The company's product system mainly includes: MTTS60, MTTS2000, MTTS100 and other hardware products; MTSmart Media Engine, MT GPU Management Center, MT DirectStream, MT OCR and other software products; AND OTHER PRODUCTS SUCH AS MUSA UNIFIED SYSTEM ARCHITECTURE, DIGITALME DIGITAL HUMAN SOLUTIONS, AND META-COMPUTING APPLICATION SOLUTIONS.

MTTS60 graphics card is made of GPU Sudi core chip based on MUSA architecture, using 12nm process, containing 2048 MUSA cores, single-precision computing power up to 6TFlops, configured with 8GB of video memory, based on MUSA software runtime and drivers and other software tools. Supported by advanced hardware specifications, MTTS60 graphics cards can show multiple advantages in different application scenarios: rich graphics APIs, 4K/8K ultra-high-definition displays, leading hardware video encoding and decoding capabilities, and general AI function support.

MTTS2000 adopts 12nm process, uses 4096 MUSA cores, is configured with a maximum of 32GB of video memory, single-precision computing power can reach up to 12TFlops, supports H.264, H.265, AV1 multi-channel HD video codec, and a wide range of AI model algorithm acceleration.
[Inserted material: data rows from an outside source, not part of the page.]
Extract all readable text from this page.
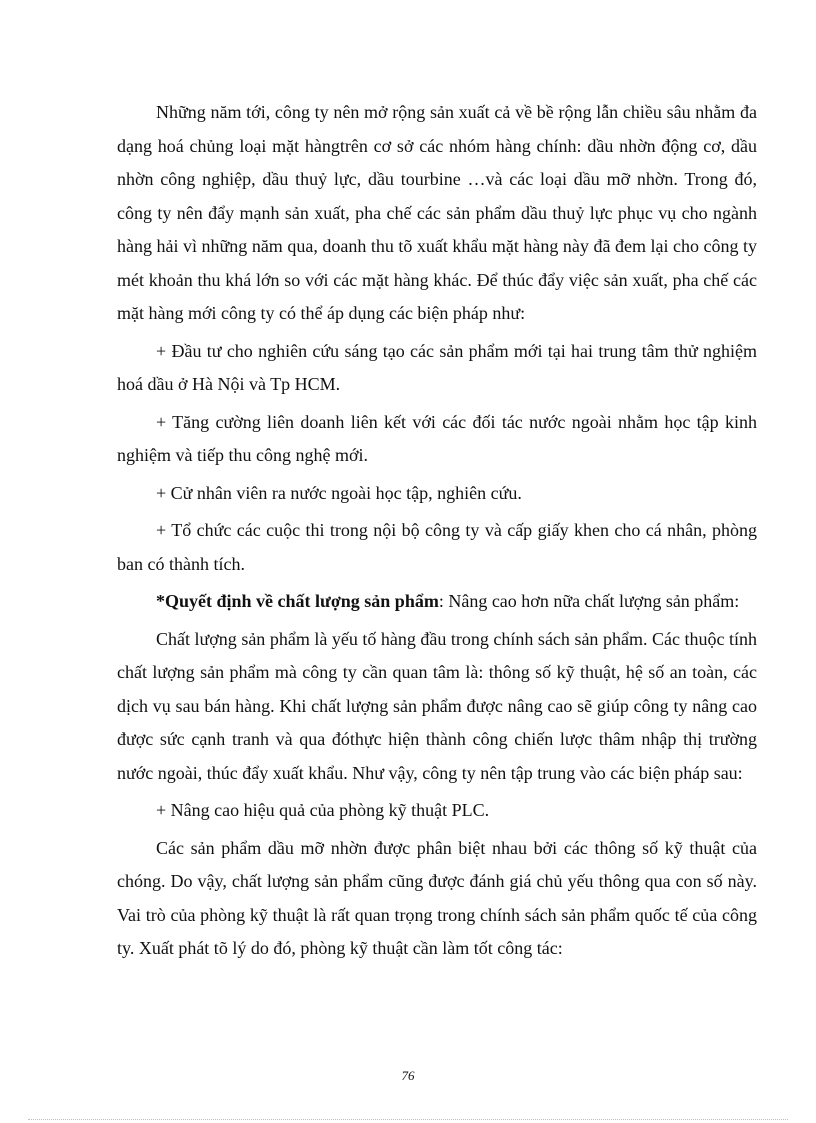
Những năm tới, công ty nên mở rộng sản xuất cả về bề rộng lẫn chiều sâu nhằm đa dạng hoá chủng loại mặt hàngtrên cơ sở các nhóm hàng chính: dầu nhờn động cơ, dầu nhờn công nghiệp, dầu thuỷ lực, dầu tourbine …và các loại dầu mỡ nhờn. Trong đó, công ty nên đẩy mạnh sản xuất, pha chế các sản phẩm dầu thuỷ lực phục vụ cho ngành hàng hải vì những năm qua, doanh thu tõ xuất khẩu mặt hàng này đã đem lại cho công ty mét khoản thu khá lớn so với các mặt hàng khác. Để thúc đẩy việc sản xuất, pha chế các mặt hàng mới công ty có thể áp dụng các biện pháp như:

+ Đầu tư cho nghiên cứu sáng tạo các sản phẩm mới tại hai trung tâm thử nghiệm hoá dầu ở Hà Nội và Tp HCM.

+ Tăng cường liên doanh liên kết với các đối tác nước ngoài nhằm học tập kinh nghiệm và tiếp thu công nghệ mới.

+ Cử nhân viên ra nước ngoài học tập, nghiên cứu.

+ Tổ chức các cuộc thi trong nội bộ công ty và cấp giấy khen cho cá nhân, phòng ban có thành tích.

*Quyết định về chất lượng sản phẩm: Nâng cao hơn nữa chất lượng sản phẩm:

Chất lượng sản phẩm là yếu tố hàng đầu trong chính sách sản phẩm. Các thuộc tính chất lượng sản phẩm mà công ty cần quan tâm là: thông số kỹ thuật, hệ số an toàn, các dịch vụ sau bán hàng. Khi chất lượng sản phẩm được nâng cao sẽ giúp công ty nâng cao được sức cạnh tranh và qua đóthực hiện thành công chiến lược thâm nhập thị trường nước ngoài, thúc đẩy xuất khẩu. Như vậy, công ty nên tập trung vào các biện pháp sau:

+ Nâng cao hiệu quả của phòng kỹ thuật PLC.

Các sản phẩm dầu mỡ nhờn được phân biệt nhau bởi các thông số kỹ thuật của chóng. Do vậy, chất lượng sản phẩm cũng được đánh giá chủ yếu thông qua con số này. Vai trò của phòng kỹ thuật là rất quan trọng trong chính sách sản phẩm quốc tế của công ty. Xuất phát tõ lý do đó, phòng kỹ thuật cần làm tốt công tác:

76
At the same time, MTTS2000 also adopts passive heat dissipation and single-slot design to meet the high-density GPU configuration mode of data centers. At present, MTTS2000 has been compatible with CPU architectures such as X86 and ARM and mainstream Linux operating system distributions, and has established cooperative relations with many server partners such as Inspur, New H3C, Lenovo, and Tsinghua Tongfang, and the product ecology continues to improve. As the company's GPU chip for the data center field, in addition to the ecology, MTTS2000 also has the advantages of full-featured GPU, rich graphics API support, and green computing. Based on the advantages of multi-dimensional computing power and ecological improvement, MTTS2000 is expected to help the company empower PC cloud desktop, Android cloud gaming, audio and video cloud processing, cloud Unreal/Unity application rendering, and AI inference computing.

7. Future prospects.

(1) In the future, some manufacturers are expected to usher in explosive growth.
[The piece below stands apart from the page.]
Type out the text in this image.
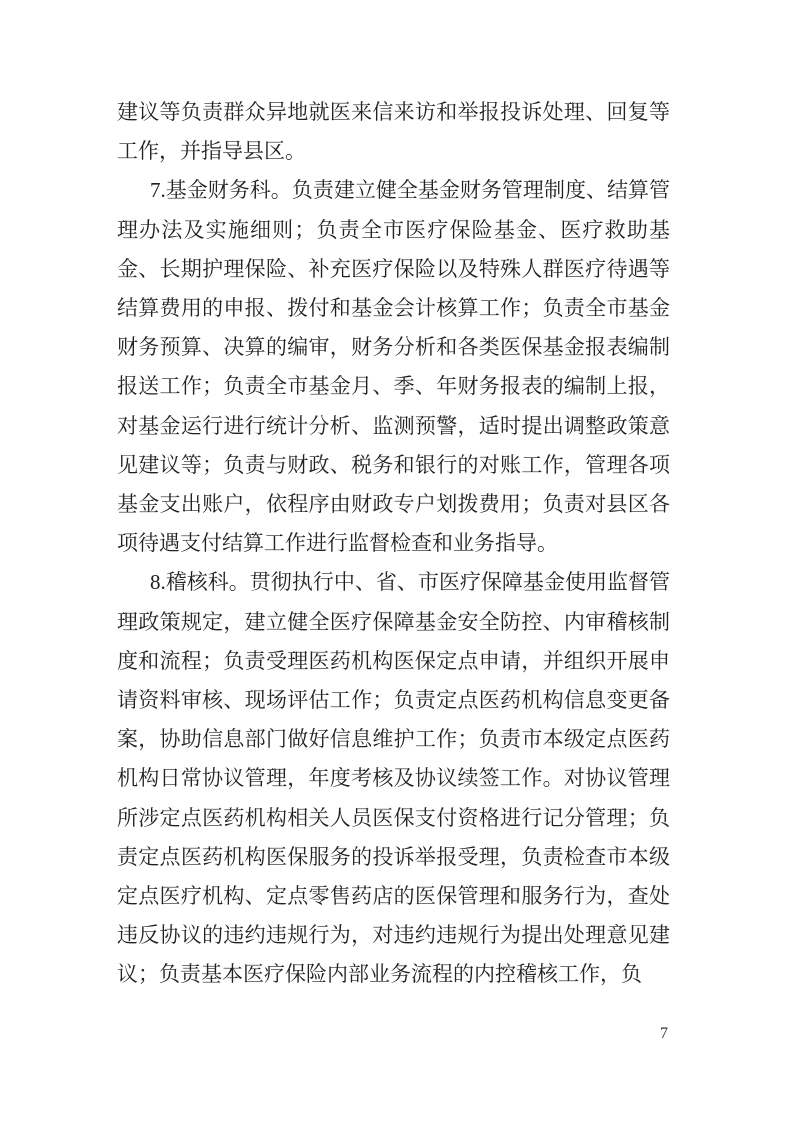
建议等负责群众异地就医来信来访和举报投诉处理、回复等工作，并指导县区。

7.基金财务科。负责建立健全基金财务管理制度、结算管理办法及实施细则；负责全市医疗保险基金、医疗救助基金、长期护理保险、补充医疗保险以及特殊人群医疗待遇等结算费用的申报、拨付和基金会计核算工作；负责全市基金财务预算、决算的编审，财务分析和各类医保基金报表编制报送工作；负责全市基金月、季、年财务报表的编制上报，对基金运行进行统计分析、监测预警，适时提出调整政策意见建议等；负责与财政、税务和银行的对账工作，管理各项基金支出账户，依程序由财政专户划拨费用；负责对县区各项待遇支付结算工作进行监督检查和业务指导。

8.稽核科。贯彻执行中、省、市医疗保障基金使用监督管理政策规定，建立健全医疗保障基金安全防控、内审稽核制度和流程；负责受理医药机构医保定点申请，并组织开展申请资料审核、现场评估工作；负责定点医药机构信息变更备案，协助信息部门做好信息维护工作；负责市本级定点医药机构日常协议管理，年度考核及协议续签工作。对协议管理所涉定点医药机构相关人员医保支付资格进行记分管理；负责定点医药机构医保服务的投诉举报受理，负责检查市本级定点医疗机构、定点零售药店的医保管理和服务行为，查处违反协议的违约违规行为，对违约违规行为提出处理意见建议；负责基本医疗保险内部业务流程的内控稽核工作，负

7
As the core base of data computing, GPU has a high strategic position, the country attaches great importance to it, and under the background of Sino-US scientific and technological friction, independent and controllable is imperative. From the perspective of growth, the global market space is vast, and the domestic market size has reached tens of billions, and it has accelerated with the increase in downstream demand. Under the background of increasing total demand driven by digitalization, superimposed on the trend of localization, the domestic GPU industry has ushered in opportunities for both total volume and share, and the development of domestic GPU manufacturers has accelerated. Under the large market demand, the localization space of GPUs is broad, the scarcity of excellent manufacturers is highlighted, and the growth is accelerated, and some manufacturers are expected to grow explosively.

(2) China's GPU market will grow rapidly and is expected to bring faster growth to the corresponding segments.

The huge demand and the gradual maturity of the industry indicate a broad space for development. In the context of new scenarios such as artificial intelligence, cloud gaming, and autonomous driving, and the explosive growth of demand, it can be judged that China's GPU market will grow rapidly, and compared with the PC market, the new market space may be larger. Compared with traditional IT application scenarios such as PCs, China is at the same level of competition as powerful countries in the field of artificial intelligence and autonomous driving, and China's huge market is expected to bring faster growth to corresponding segments.